Par déclaration du 23 février 2024, [M] [E] a interjeté appel de la décision.
[M] [E] conclut à :
Déclarer l’appel de Madame [M] [E] recevable et bien fonde.
En conséquence,
— Réformer le jugement du 05 février 2024.
Statuant a nouveau,
— Juger le commandement aux fins de saisie vente du 12 juin 2023 parfaitement valable.
— Réformer le jugement du 05 février 2024 en ce qu’il a condamné Madame [M] [E] à payer à Monsieur [U] [C] la somme de 1 000 € sur le fondement de l’Article 700 du Code de Procédure Civile ainsi qu’aux entiers dépens.

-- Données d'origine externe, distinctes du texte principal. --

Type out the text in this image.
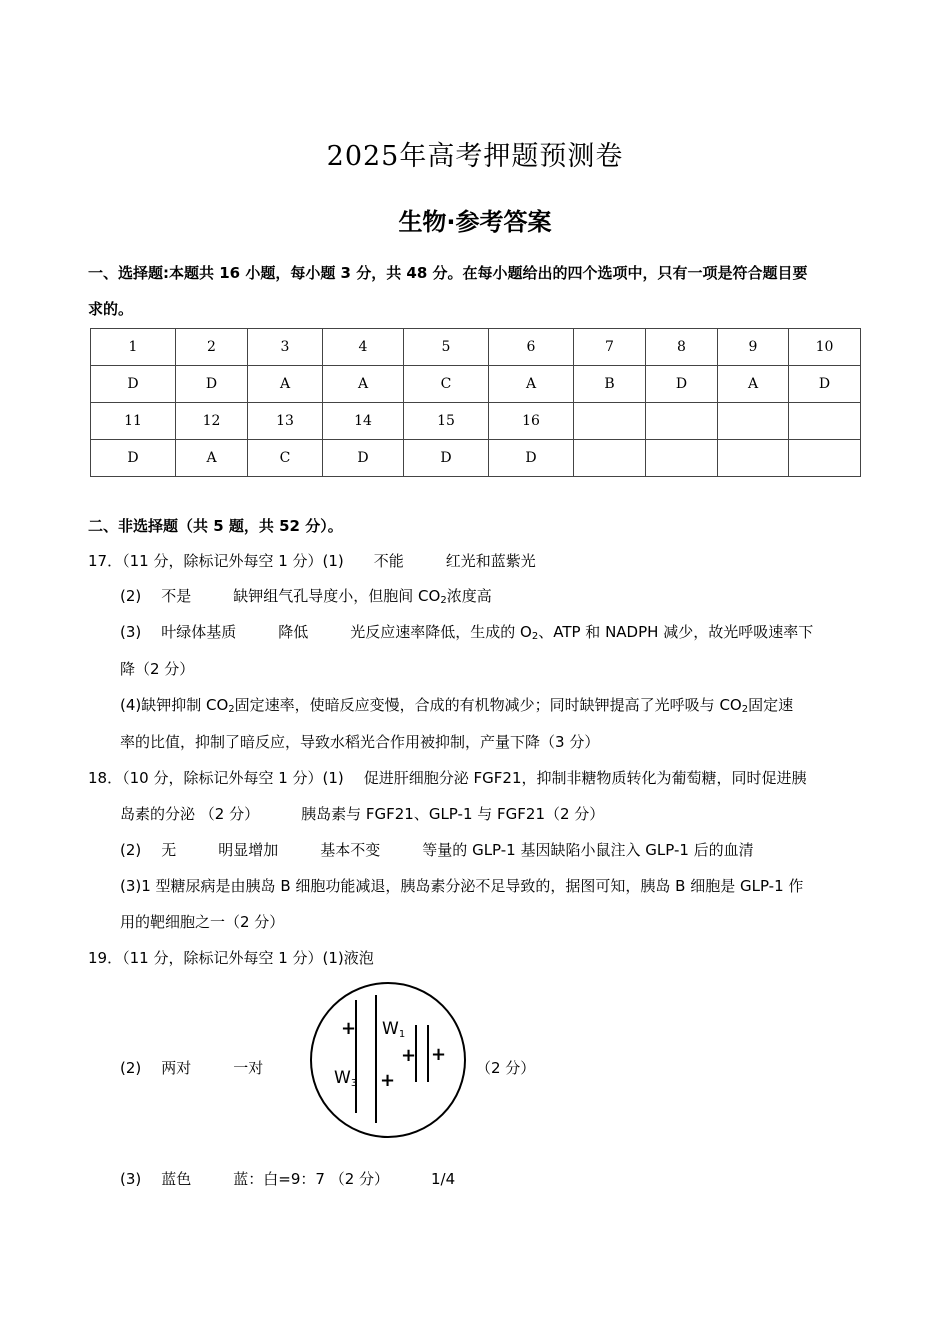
2025年高考押题预测卷
生物·参考答案
一、选择题:本题共 16 小题，每小题 3 分，共 48 分。在每小题给出的四个选项中，只有一项是符合题目要
求的。
1	2	3	4	5	6	7	8	9	10
D	D	A	A	C	A	B	D	A	D
11	12	13	14	15	16				
D	A	C	D	D	D				
二、非选择题（共 5 题，共 52 分）。
17．（11 分，除标记外每空 1 分）(1) 不能	红光和蓝紫光
(2) 不是	缺钾组气孔导度小，但胞间 $CO_2$浓度高
(3) 叶绿体基质	降低	光反应速率降低，生成的 $O_2$、ATP 和 NADPH 减少，故光呼吸速率下
降（2 分）
(4)缺钾抑制 $CO_2$固定速率，使暗反应变慢，合成的有机物减少；同时缺钾提高了光呼吸与 $CO_2$固定速
率的比值，抑制了暗反应，导致水稻光合作用被抑制，产量下降（3 分）
18．（10 分，除标记外每空 1 分）(1) 促进肝细胞分泌 FGF21，抑制非糖物质转化为葡萄糖，同时促进胰
岛素的分泌 （2 分）	胰岛素与 FGF21、GLP-1 与 FGF21（2 分）
(2) 无	明显增加	基本不变	等量的 GLP-1 基因缺陷小鼠注入 GLP-1 后的血清
(3)1 型糖尿病是由胰岛 B 细胞功能减退，胰岛素分泌不足导致的，据图可知，胰岛 B 细胞是 GLP-1 作
用的靶细胞之一（2 分）
19．（11 分，除标记外每空 1 分）(1)液泡
(2) 两对	一对
+ W1
+ +
W3 +
（2 分）
(3) 蓝色	蓝：白=9：7 （2 分）	1/4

— Confirmer la décision entreprise pour le surplus.
— Condamner Monsieur [U] [C] à la somme de 1500 € sur le fondement de l’Article 700 du Code de Procédure Civile.
— Le condamner aux entiers dépens en ce compris les frais de la procédure de saisie diligentée à la requête de Madame [M] [E].
[U] [C] conclut à :
Vu les articles L221-1 et suivants et R 221-1 et suivants du Code des procédures civiles d’exécution
Vu l’article L 121-2 du Code des procédures civiles d’exécution,
Confirmer le jugement du 5 février 2024 du Juge de l’exécution du Tribunal judiciaire de PAU, en ce qu’il a :
— prononcé l’annulation du commandement aux fins de saisie-vente du 12 juin 2023, délivré par Mme [M] [E] à M. [U] [C],
— ordonné la mainlevée dudit commandement à toutes fins utiles,
— débouté Mme [E] de ses demandes en ce compris ses demandes de « juger le commandement parfaitement valable », de « juger qu’à défaut de règlement spontané de Monsieur [C], il retrouvera son plein et entier effet », de « le condamner à la somme de 1.500,00 € sur le fondement de l’Article 700 du Code de Procédure Civile » et « aux entiers dépens en ce compris le coût du commandement aux fins de saisie vente »,
— condamné Mme [E] à payer à M. [C] la somme de 1.000 € au titre de l’article 700 du code de procédure civile,
— condamné Mme [E] aux dépens de première instance,
— rappelé que les décisions du juge de l’exécution bénéficient de l’ exécution provisoire de droit.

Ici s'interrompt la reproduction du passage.